But real wage gains generally have been increasing since hitting a low point in July 2008 at the worst of the Great Recession. They rose 1.2% in 2017, 1.4% in 2018 and inched up 0.1% in 2019, for example.

Poverty — The poverty rate that Biden inherits can’t yet be pinned down. The pandemic recession hurt low-income people more than others, but massive federal aid also was concentrated on offsetting that impact to some extent. The Census Bureau won’t even collect 2020 income and poverty figures until later this year and normally releases them in September, so we’ll have to wait.

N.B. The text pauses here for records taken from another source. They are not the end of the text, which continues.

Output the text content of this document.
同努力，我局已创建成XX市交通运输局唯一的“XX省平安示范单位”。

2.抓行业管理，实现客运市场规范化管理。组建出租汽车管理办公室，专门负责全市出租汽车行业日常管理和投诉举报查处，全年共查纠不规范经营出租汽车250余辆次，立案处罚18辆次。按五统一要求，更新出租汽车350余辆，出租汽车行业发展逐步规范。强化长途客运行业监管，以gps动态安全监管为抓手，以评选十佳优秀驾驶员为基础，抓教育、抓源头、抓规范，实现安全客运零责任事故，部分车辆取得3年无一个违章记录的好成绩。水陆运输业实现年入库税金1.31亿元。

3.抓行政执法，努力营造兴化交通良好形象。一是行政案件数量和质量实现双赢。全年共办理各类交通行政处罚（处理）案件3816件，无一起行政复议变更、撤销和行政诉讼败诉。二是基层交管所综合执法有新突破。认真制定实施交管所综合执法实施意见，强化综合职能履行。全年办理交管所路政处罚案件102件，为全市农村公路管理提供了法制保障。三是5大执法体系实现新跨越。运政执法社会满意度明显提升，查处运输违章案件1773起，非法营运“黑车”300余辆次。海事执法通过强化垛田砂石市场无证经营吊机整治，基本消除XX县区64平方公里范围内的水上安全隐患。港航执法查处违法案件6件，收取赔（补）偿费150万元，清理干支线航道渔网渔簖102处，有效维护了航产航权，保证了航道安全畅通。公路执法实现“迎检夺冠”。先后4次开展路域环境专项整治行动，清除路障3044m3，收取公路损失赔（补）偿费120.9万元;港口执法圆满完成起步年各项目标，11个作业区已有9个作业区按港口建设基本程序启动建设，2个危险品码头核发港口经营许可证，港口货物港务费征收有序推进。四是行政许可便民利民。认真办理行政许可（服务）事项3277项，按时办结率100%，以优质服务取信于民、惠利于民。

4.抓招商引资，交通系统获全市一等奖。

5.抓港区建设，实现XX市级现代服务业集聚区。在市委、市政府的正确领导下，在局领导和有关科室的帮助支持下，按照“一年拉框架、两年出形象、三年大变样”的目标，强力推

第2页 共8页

Even then the picture may remain clouded. The 2019 statistics were distorted by the pandemic, which hit just as Census survey-takers were trying to collect data. More people than usual failed to respond, and Census researchers later figured that low-income people failed to answer the survey more often than others, pushing up reported income figures and pushing down the number thought to be in poverty. Census researchers wrote that for 2019, “we estimate a poverty rate of 11.1 percent” of the population, or about 36 million people.

Debt and Deficits

Biden inherits the biggest federal debt since World War II, and a treasury hemorrhaging trillions more in each year.

Debt — The amount the federal government has borrowed from the public stood at over $21.6 trillion at last report on Jan. 15. That’s more than 50% higher than it was only four years ago, and growing fast.

The size of the debt in dollars is easily highest in history. It’s also pushing toward a record level when measured against the size of the economy.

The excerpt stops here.